The algorithm described in this paper integrates the decision support system—DSS-FS Fertigation Simulator (Moreira Barradas et al. 2012). Data from farms where the DSS-FS software was used as the primary consulting system has been analysed. The results were presented by (Moreira Barradas et al. 2014a, b) proving this system to be user-friendly and a valuable tool to increase production in considerable amounts, saving 20–30% in input factors and energy as reported by the majority of users (Moreira Barradas et al. 2014a, b).

Sustainability

The effects of fertigation using the DSS-FS Fertigation Simulator on soil health parameters were also assessed by Moreira Barradas et al. (2014a, b). Physicochemical properties of a Haplic Chernozem soil were measured while applying fertigation in natural grassland during the growing season in a hemiboreal climate with irrigation management based on the DSS-FS model. There has been no evidence of soil degradation in any of the parameters where this study was focused. This does not imply that the use of other methods to estimate resulting EC (namely the empirical relation proposed by the USDA) is harmful. Nevertheless, the proposed methodology introduces a more accurate technique integrating an algorithm also able to formulate customized nutritive solutions.

Conclusion

Using a simple correlation factor (0.64 as the most commonly used value) shows the null hypothesis rejected after analysis of variance (ANOVA) with also a considerable high RMSE result (RMSE = 1.632; NRMSD = 0.3479).

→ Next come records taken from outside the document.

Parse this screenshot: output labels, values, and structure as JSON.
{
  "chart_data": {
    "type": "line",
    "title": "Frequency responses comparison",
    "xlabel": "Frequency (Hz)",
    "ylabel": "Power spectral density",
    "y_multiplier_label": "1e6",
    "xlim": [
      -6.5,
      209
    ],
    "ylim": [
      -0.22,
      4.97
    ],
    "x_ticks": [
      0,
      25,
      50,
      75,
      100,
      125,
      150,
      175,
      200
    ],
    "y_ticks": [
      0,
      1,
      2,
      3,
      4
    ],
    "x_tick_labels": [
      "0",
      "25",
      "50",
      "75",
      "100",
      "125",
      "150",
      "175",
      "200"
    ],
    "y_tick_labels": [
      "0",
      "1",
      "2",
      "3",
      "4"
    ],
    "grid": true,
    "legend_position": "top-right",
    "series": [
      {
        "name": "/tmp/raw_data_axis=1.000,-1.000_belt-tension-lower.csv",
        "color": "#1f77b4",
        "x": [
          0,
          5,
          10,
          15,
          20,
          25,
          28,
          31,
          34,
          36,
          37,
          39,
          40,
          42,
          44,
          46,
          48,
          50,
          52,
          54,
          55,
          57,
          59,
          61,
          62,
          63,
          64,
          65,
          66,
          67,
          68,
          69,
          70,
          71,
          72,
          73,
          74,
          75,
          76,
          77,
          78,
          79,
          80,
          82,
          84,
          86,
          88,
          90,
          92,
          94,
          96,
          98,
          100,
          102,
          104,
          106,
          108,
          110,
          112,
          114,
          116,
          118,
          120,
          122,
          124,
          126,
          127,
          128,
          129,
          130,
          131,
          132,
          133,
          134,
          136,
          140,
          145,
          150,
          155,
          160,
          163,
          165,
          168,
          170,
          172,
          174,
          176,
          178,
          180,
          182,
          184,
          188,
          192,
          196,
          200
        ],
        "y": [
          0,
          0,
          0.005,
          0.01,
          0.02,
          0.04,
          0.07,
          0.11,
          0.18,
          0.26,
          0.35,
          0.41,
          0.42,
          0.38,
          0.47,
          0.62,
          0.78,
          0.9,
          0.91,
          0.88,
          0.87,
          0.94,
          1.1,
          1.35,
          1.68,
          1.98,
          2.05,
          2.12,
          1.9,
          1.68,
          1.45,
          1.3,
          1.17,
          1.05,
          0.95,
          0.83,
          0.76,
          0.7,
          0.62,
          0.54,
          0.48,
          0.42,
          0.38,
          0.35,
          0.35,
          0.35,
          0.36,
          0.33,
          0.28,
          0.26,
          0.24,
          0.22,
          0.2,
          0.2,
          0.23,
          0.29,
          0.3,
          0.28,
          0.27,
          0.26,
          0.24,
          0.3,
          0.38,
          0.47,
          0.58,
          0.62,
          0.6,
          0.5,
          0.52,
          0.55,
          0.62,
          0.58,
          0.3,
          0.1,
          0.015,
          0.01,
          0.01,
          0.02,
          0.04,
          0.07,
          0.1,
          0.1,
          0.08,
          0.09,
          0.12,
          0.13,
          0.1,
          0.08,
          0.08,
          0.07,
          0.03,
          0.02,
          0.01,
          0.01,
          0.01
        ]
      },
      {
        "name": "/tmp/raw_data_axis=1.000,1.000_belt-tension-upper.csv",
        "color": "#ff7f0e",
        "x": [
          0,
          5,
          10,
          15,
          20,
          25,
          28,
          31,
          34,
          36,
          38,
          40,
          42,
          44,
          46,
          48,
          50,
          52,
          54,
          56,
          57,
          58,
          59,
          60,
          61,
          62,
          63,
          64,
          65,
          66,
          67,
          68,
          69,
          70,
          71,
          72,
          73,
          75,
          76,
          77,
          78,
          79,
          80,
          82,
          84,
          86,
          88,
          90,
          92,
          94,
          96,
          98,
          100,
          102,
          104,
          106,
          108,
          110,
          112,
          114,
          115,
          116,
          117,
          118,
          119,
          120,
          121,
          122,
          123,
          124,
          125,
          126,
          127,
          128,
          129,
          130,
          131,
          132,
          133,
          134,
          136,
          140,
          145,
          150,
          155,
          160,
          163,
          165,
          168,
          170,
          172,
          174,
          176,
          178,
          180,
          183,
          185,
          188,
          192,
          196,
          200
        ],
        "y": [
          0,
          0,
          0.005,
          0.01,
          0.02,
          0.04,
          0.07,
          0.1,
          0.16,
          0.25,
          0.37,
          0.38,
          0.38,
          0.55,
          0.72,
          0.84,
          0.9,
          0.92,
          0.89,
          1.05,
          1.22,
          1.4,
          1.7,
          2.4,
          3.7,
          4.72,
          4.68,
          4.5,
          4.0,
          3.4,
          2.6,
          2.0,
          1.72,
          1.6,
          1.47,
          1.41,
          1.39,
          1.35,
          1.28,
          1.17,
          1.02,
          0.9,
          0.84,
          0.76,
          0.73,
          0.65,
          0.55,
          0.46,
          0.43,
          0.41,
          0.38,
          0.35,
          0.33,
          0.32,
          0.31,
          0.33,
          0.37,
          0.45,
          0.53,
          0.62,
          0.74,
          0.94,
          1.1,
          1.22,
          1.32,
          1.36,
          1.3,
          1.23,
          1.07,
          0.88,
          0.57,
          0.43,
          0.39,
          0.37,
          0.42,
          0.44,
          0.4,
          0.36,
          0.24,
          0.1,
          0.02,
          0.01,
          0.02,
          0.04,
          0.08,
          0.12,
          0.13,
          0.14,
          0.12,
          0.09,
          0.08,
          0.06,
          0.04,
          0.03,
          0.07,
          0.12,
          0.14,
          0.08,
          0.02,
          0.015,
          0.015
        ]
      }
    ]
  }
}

Equation 8 (proposed in this work) is an empirical solution with a considerable level of accuracy and precision (R2 = 0.9982; ANOVA—acceptance of null hypothesis for an interval of confidence of 95%; RMSE = 0.054; NRMSD = 0.0115), that is particularly interesting to be used when relating EC to mass concentration. It also shows itself a convenient solution when operating non-pure electrolytes (fertilizers) where reassessment of individual coefficients aa, a, b and c might be a necessity from time to time.

Therefore, the algorithm proposed in Fig. 5 integrating Eq. 8 has been demonstrated as an extraordinary tool (when integrating DSS) to formulate nutritive solutions having a specified value of EC and a desired nutrient ratio according to an array NS[1:N] of available fertilizers (Table 5).